Treatment of primary pleomorphic soft tissue sarcoma of the extremities

Abstract

Background: Pleomorphic Sarcoma is the most common histologic subtype of high grade soft tissue sarcoma involving the extremities. Methods: This retrospective study analyzed 135 patients presenting with primary Pleomorphic Sarcomas which were treated at a single referral institute between 1980 and 2006. Data was collected from an institutional database and univariate and multivariate analysis was conducted regarding significant risk factors which influence outcome. 125 (93%) patients underwent wide limb sparing resection, primary amputation was necessary in 10 (7%) patients. 52 patients (39%) received post-operative radiation therapy alone, 23 (17%) received adjuvant chemotherapy alone and 37 patients (27%) received both chemotherapy and radiation therapy. 23 patients (17%) received no adjuvant therapy.

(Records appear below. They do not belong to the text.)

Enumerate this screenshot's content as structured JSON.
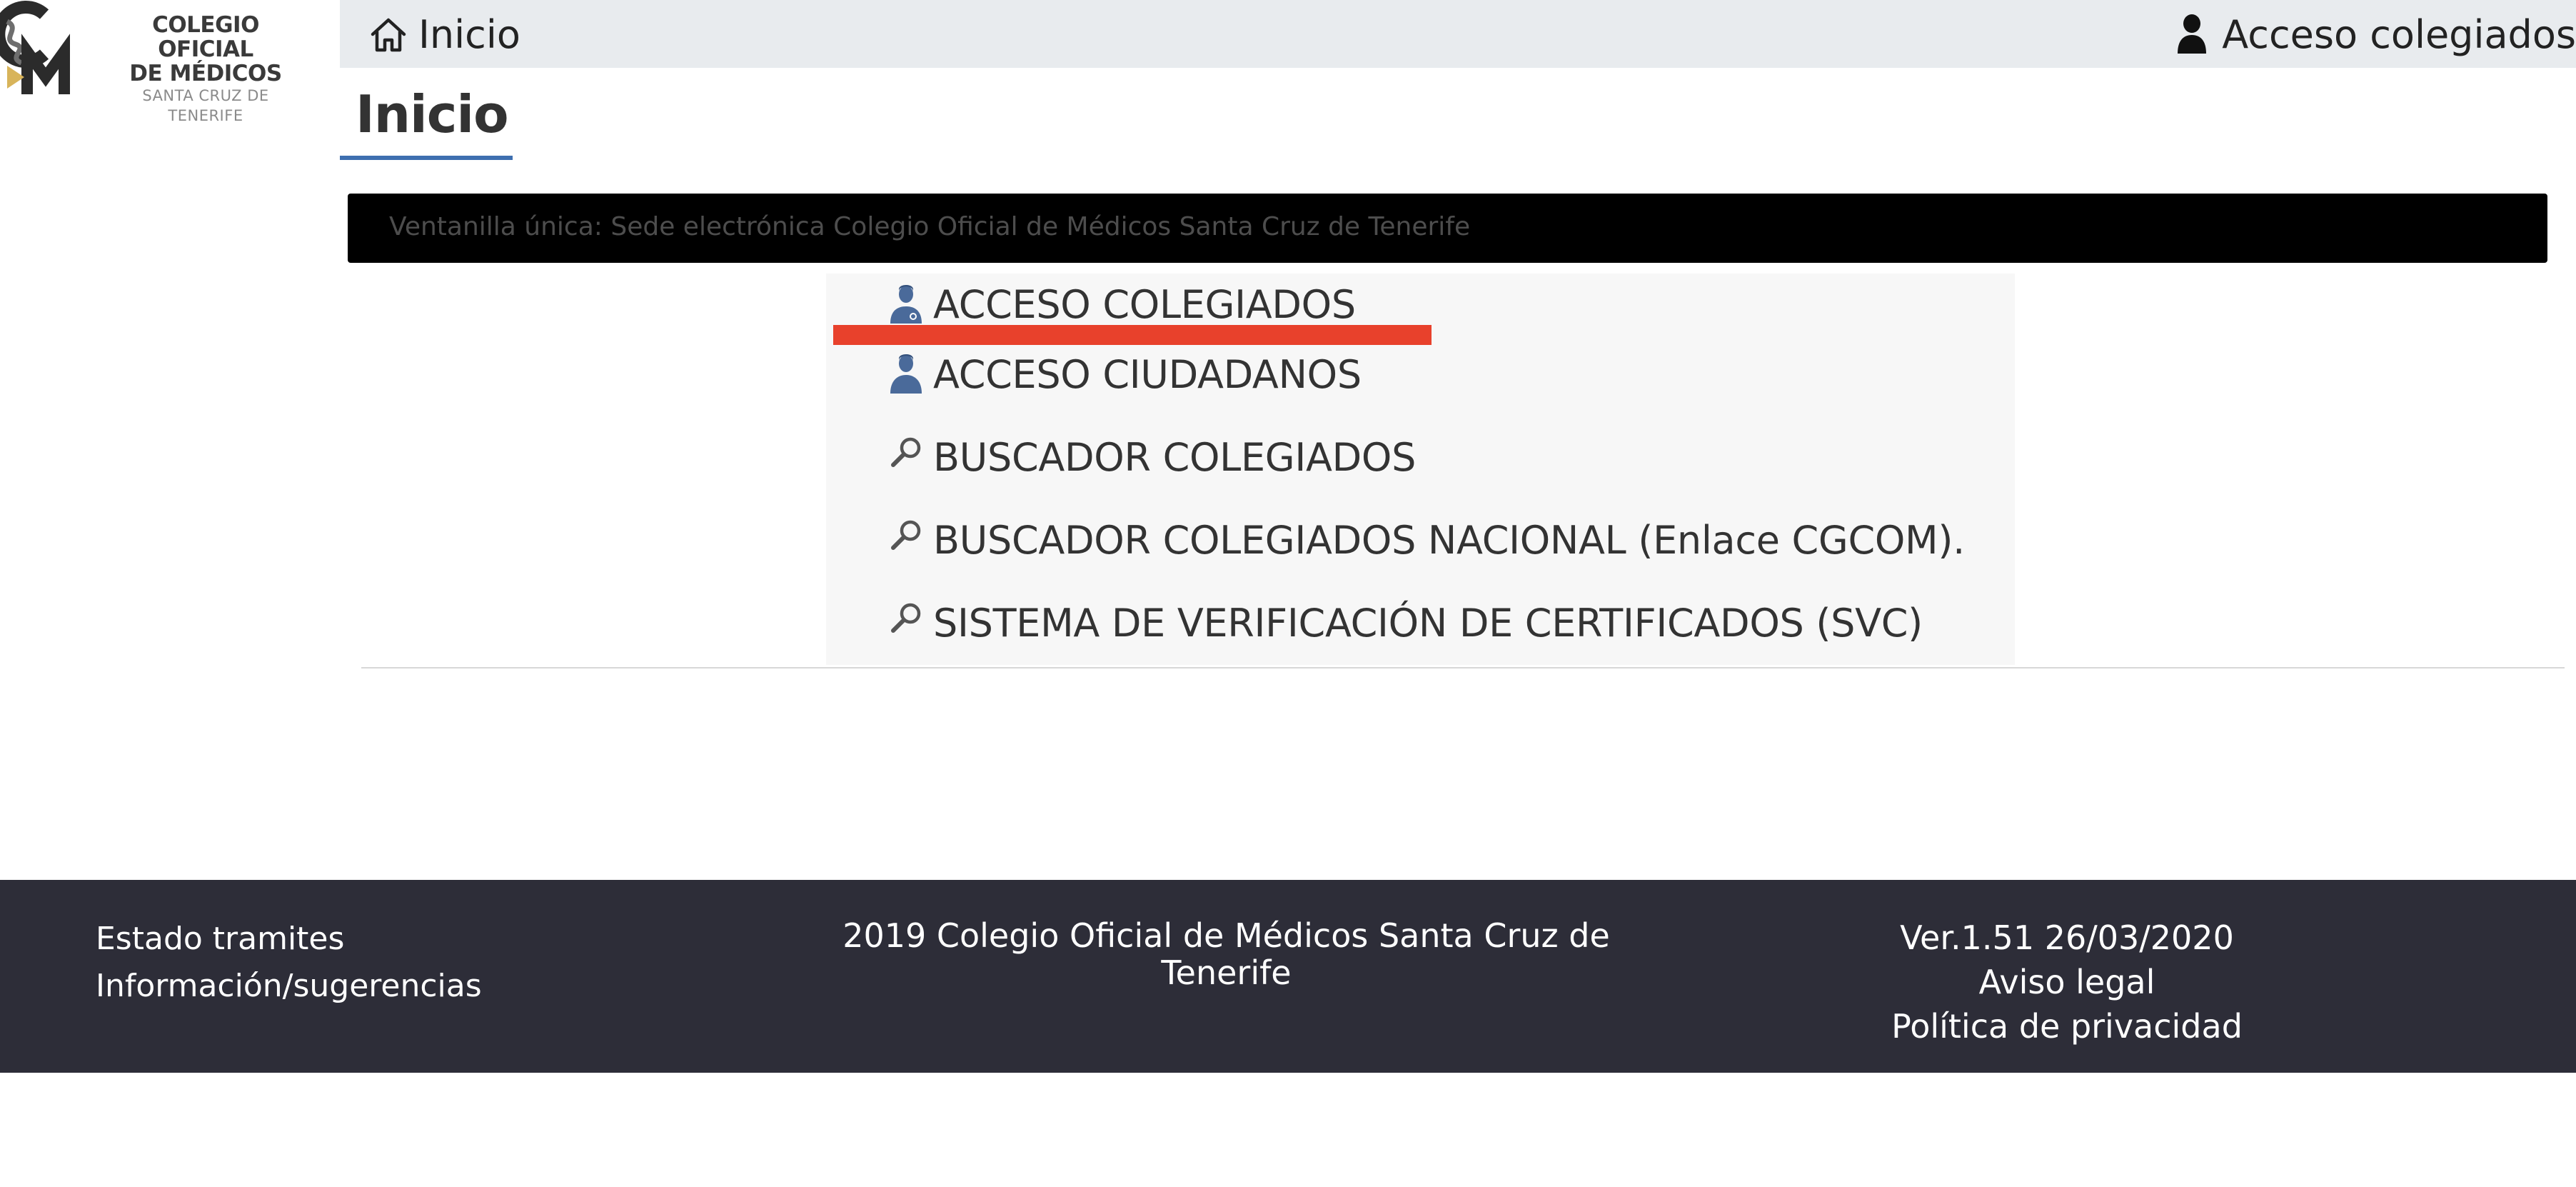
{
  "logo": {
    "line1": "COLEGIO OFICIAL",
    "line2": "DE MÉDICOS",
    "line3": "SANTA CRUZ DE TENERIFE",
    "colors": {
      "dark": "#2b2b2b",
      "accent": "#d8b45a"
    }
  },
  "topbar": {
    "home_label": "Inicio",
    "home_icon": "home-icon",
    "access_label": "Acceso colegiados",
    "access_icon": "user-icon"
  },
  "page": {
    "title": "Inicio"
  },
  "banner": {
    "text": "Ventanilla única: Sede electrónica Colegio Oficial de Médicos Santa Cruz de Tenerife"
  },
  "menu": {
    "items": [
      {
        "label": "ACCESO COLEGIADOS",
        "icon": "doctor-icon"
      },
      {
        "label": "ACCESO CIUDADANOS",
        "icon": "citizen-icon"
      },
      {
        "label": "BUSCADOR COLEGIADOS",
        "icon": "search-icon"
      },
      {
        "label": "BUSCADOR COLEGIADOS NACIONAL (Enlace CGCOM).",
        "icon": "search-icon"
      },
      {
        "label": "SISTEMA DE VERIFICACIÓN DE CERTIFICADOS (SVC)",
        "icon": "search-icon"
      }
    ],
    "highlight_color": "#e8412c"
  },
  "footer": {
    "left": {
      "link1": "Estado tramites",
      "link2": "Información/sugerencias"
    },
    "center": {
      "line1": "2019 Colegio Oficial de Médicos Santa Cruz de",
      "line2": "Tenerife"
    },
    "right": {
      "version": "Ver.1.51 26/03/2020",
      "legal": "Aviso legal",
      "privacy": "Política de privacidad"
    }
  }
}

Results: The 5-year disease specific survival rate was 74%±4%, metastatic rate 29% and local recurrence rate was 22%±4%. Significant prognostic factors negatively influencing survival were a local recurrence, large size, deep tumors, close margins and proximal location. Risk factors for a local recurrence were a superficial lesion, upper extremity and extra-compartmental location. Induction chemotherapy did not show a survival or a local recurrence benefit. Chemotherapy induced tumor necrosis rates did not correlate with a survival benefit. Conclusions: Anatomic location of Pleomorphic soft tissue sarcoma influences local recurrence and survival rates. Induction chemotherapy did not show a survival benefit. Chemotherapy induced tumor necrosis rate does not correlate with survival and therefore should not guide adjuvant treatment decisions.